Technically there is no need for television channels, physical cables, or the mass untargeted advertising that funds it. The fiber optic cable, which delivers the internet, is superior in every way and delivers everything people need. The speeds are far greater, thus the highest quality, formats can be any, there is interactivity, it’s available anytime, and no ads or minimal targeted ads. New media businesses are already delivering on this; Hulu, Netflix, Amazon Video. With artists’ direct delivery or working with these new studios on the internet, there is no need for the old studios, and they know it. The Boomers are the last generation that watches TV in the old format, it’s unwanted by every newer generation. But with any old business model that should go away, the entrenched parties don’t want to close up shop and desperately cling to the increasingly diminishing but still large dollar sums of mass advertising.

That business of advertising will go away in 5 to 10 years as the Baby Boom generation dies off, but before it does, while the studios desperately invest in advertising the way they always have, television shows delivered by old studios look like the legitimate big game in town. They are not, but by putting up a good front and moving lots of capital around, the old studios can convince others that they are still legitimate. So picking a new show for a business that will go away, from a studio executive’s view, is arbitrary. They are middlemen now, and we don’t need them anymore. And as curators they have a terrible track record. Every year Nielsen ratings are down, no shows “stick” like they used to, and the only successes are unplanned. But the studios do have sheep for sheep’s sake, everyone watching, and group think thinking “it must be good.”

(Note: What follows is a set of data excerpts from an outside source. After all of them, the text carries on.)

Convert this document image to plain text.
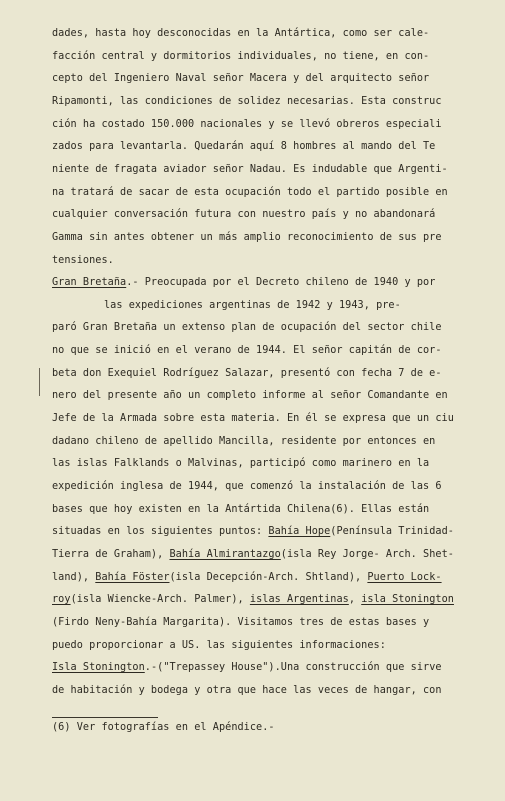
dades, hasta hoy desconocidas en la Antártica, como ser cale-
facción central y dormitorios individuales, no tiene, en con-
cepto del Ingeniero Naval señor Macera y del arquitecto señor
Ripamonti, las condiciones de solidez necesarias. Esta construc
ción ha costado 150.000 nacionales y se llevó obreros especiali
zados para levantarla. Quedarán aquí 8 hombres al mando del Te
niente de fragata aviador señor Nadau. Es indudable que Argenti-
na tratará de sacar de esta ocupación todo el partido posible en
cualquier conversación futura con nuestro país y no abandonará
Gamma sin antes obtener un más amplio reconocimiento de sus pre
tensiones.
Gran Bretaña.- Preocupada por el Decreto chileno de 1940 y por
las expediciones argentinas de 1942 y 1943, pre-
paró Gran Bretaña un extenso plan de ocupación del sector chile
no que se inició en el verano de 1944. El señor capitán de cor-
beta don Exequiel Rodríguez Salazar, presentó con fecha 7 de e-
nero del presente año un completo informe al señor Comandante en
Jefe de la Armada sobre esta materia. En él se expresa que un ciu
dadano chileno de apellido Mancilla, residente por entonces en
las islas Falklands o Malvinas, participó como marinero en la
expedición inglesa de 1944, que comenzó la instalación de las 6
bases que hoy existen en la Antártida Chilena(6). Ellas están
situadas en los siguientes puntos: Bahía Hope(Península Trinidad-
Tierra de Graham), Bahía Almirantazgo(isla Rey Jorge- Arch. Shet-
land), Bahía Föster(isla Decepción-Arch. Shtland), Puerto Lock-
roy(isla Wiencke-Arch. Palmer), islas Argentinas, isla Stonington
(Firdo Neny-Bahía Margarita). Visitamos tres de estas bases y
puedo proporcionar a US. las siguientes informaciones:
Isla Stonington.-("Trepassey House").Una construcción que sirve
de habitación y bodega y otra que hace las veces de hangar, con
(6) Ver fotografías en el Apéndice.-
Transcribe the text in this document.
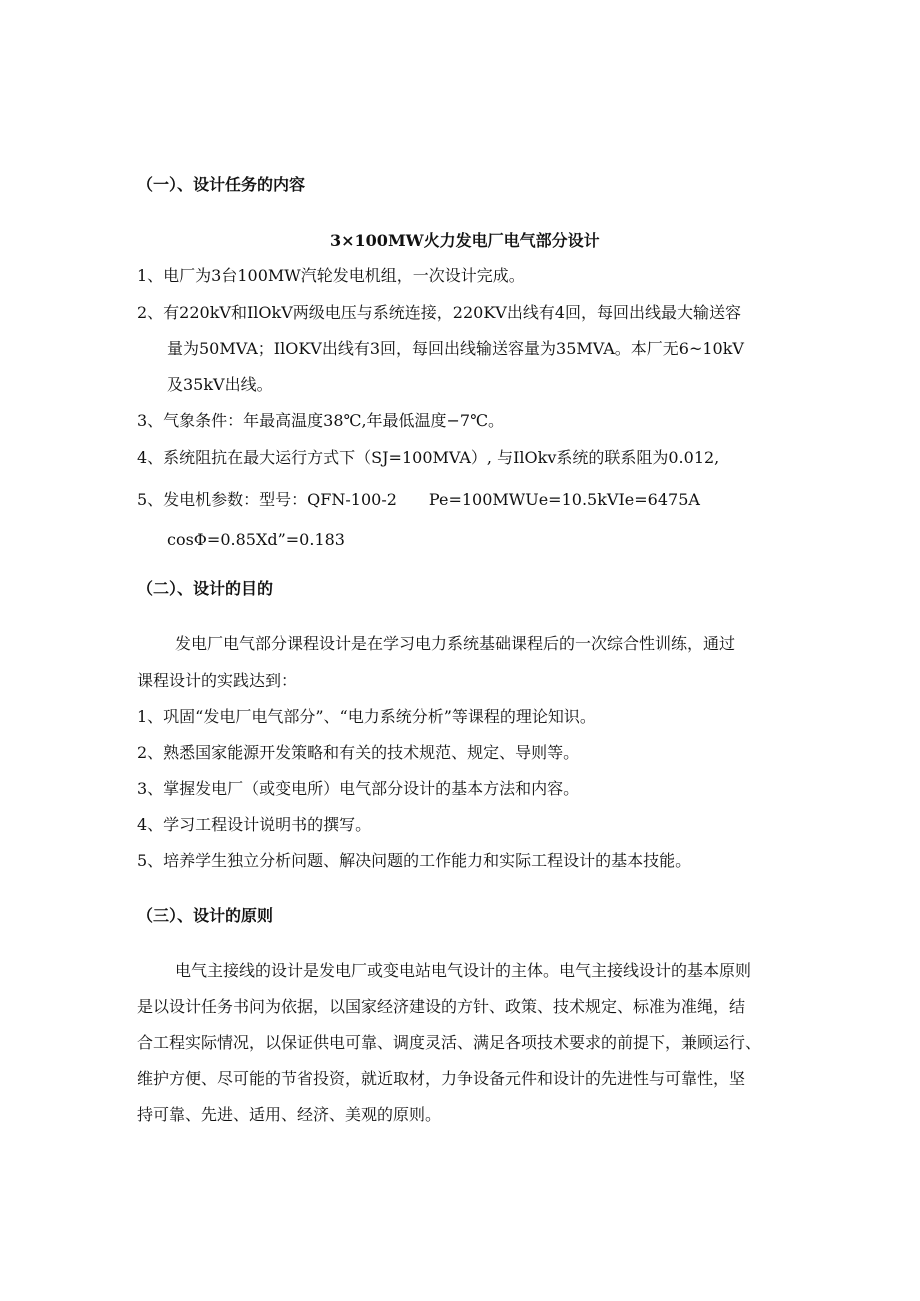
（一）、设计任务的内容
3×100MW火力发电厂电气部分设计
1、电厂为3台100MW汽轮发电机组，一次设计完成。
2、有220kV和IlOkV两级电压与系统连接，220KV出线有4回，每回出线最大输送容
量为50MVA；IlOKV出线有3回，每回出线输送容量为35MVA。本厂无6~10kV
及35kV出线。
3、气象条件：年最高温度38℃,年最低温度−7℃。
4、系统阻抗在最大运行方式下（SJ=100MVA）, 与IlOkv系统的联系阻为0.012,
5、发电机参数：型号：QFN-100-2　　Pe=100MWUe=10.5kVIe=6475A
cosΦ=0.85Xd”=0.183
（二）、设计的目的
发电厂电气部分课程设计是在学习电力系统基础课程后的一次综合性训练，通过
课程设计的实践达到：
1、巩固“发电厂电气部分”、“电力系统分析”等课程的理论知识。
2、熟悉国家能源开发策略和有关的技术规范、规定、导则等。
3、掌握发电厂（或变电所）电气部分设计的基本方法和内容。
4、学习工程设计说明书的撰写。
5、培养学生独立分析问题、解决问题的工作能力和实际工程设计的基本技能。
（三）、设计的原则
电气主接线的设计是发电厂或变电站电气设计的主体。电气主接线设计的基本原则
是以设计任务书问为依据，以国家经济建设的方针、政策、技术规定、标准为准绳，结
合工程实际情况，以保证供电可靠、调度灵活、满足各项技术要求的前提下，兼顾运行、
维护方便、尽可能的节省投资，就近取材，力争设备元件和设计的先进性与可靠性，坚
持可靠、先进、适用、经济、美观的原则。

Ironically Josh fits perfectly in the old studio system of the 1930s, both in being a superstar talent among half a dozen retained by the studio and in his timeless comedy. Just as these studios used to do, Josh should be given a long term contract and retainer money to make whatever he wants, have the personnel to spend no time on busywork, and just make things, perform, or relax and absorb with every minute of his time. The world would benefit greatly.